Racial differences in access to renal transplantation are pervasive and interventions should focus on reducing the existing disparities. Efforts to allocate kidneys equitably must address each step of the transplant process. The new kidney allocation system, which gives weight to the total time patient has been on dialysis, has reduced racial disparities of transplantation in minorities with increases in the deceased donor renal transplant rate in African Americans.

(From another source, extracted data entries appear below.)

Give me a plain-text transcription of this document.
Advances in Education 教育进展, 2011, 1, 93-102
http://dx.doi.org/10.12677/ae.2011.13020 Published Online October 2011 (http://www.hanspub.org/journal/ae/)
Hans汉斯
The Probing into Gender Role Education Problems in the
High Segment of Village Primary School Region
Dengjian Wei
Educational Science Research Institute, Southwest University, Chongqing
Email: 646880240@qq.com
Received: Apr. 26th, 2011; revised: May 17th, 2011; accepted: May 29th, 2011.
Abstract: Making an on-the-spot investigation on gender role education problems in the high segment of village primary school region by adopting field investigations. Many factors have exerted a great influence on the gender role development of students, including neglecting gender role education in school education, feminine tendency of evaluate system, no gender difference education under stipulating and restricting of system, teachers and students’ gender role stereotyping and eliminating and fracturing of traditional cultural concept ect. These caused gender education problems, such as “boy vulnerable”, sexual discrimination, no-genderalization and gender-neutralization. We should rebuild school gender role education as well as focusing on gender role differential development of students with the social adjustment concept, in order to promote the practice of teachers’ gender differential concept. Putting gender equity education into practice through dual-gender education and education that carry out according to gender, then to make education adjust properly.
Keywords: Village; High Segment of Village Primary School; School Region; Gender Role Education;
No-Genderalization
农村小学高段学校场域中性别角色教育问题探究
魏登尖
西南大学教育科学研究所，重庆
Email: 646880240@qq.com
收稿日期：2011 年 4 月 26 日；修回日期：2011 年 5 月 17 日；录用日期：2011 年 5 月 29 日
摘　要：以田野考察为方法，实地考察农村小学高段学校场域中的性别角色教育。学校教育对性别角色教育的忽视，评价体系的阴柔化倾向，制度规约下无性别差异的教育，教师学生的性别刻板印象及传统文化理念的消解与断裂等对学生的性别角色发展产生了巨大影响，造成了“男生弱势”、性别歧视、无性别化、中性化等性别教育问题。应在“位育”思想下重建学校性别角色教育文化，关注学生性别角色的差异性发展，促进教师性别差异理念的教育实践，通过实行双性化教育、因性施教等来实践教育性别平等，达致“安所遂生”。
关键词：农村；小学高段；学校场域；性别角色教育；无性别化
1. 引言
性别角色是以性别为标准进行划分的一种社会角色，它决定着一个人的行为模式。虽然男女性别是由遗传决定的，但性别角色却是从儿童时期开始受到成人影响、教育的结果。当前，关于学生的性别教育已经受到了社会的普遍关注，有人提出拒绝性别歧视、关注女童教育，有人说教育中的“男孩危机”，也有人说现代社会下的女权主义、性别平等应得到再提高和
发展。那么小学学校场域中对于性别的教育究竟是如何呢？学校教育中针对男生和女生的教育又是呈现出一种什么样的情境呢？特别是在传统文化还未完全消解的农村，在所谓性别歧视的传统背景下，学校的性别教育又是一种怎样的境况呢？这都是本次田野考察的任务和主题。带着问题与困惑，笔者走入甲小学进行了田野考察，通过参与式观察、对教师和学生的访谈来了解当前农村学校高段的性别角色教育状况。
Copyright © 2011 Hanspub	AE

A culturally sensitive approach using a comprehensive transplant program should be adopted. Providing holistic care that considers patients’ cultural beliefs and values through a culturally competent transplant program has been found to be associated with a reduction in disparities among Hispanics in living donor kidney transplantation. Nephrologists should focus on providing more systematic education about transplantation, offering greater encouragement to undergo evaluation for transplantation, and informing physicians about racial differences in referral rates. By making renal transplantation available to all clinically appropriate candidates who desire it, such efforts would foster greater effectiveness and racial equity in the receipt of this valuable treatment.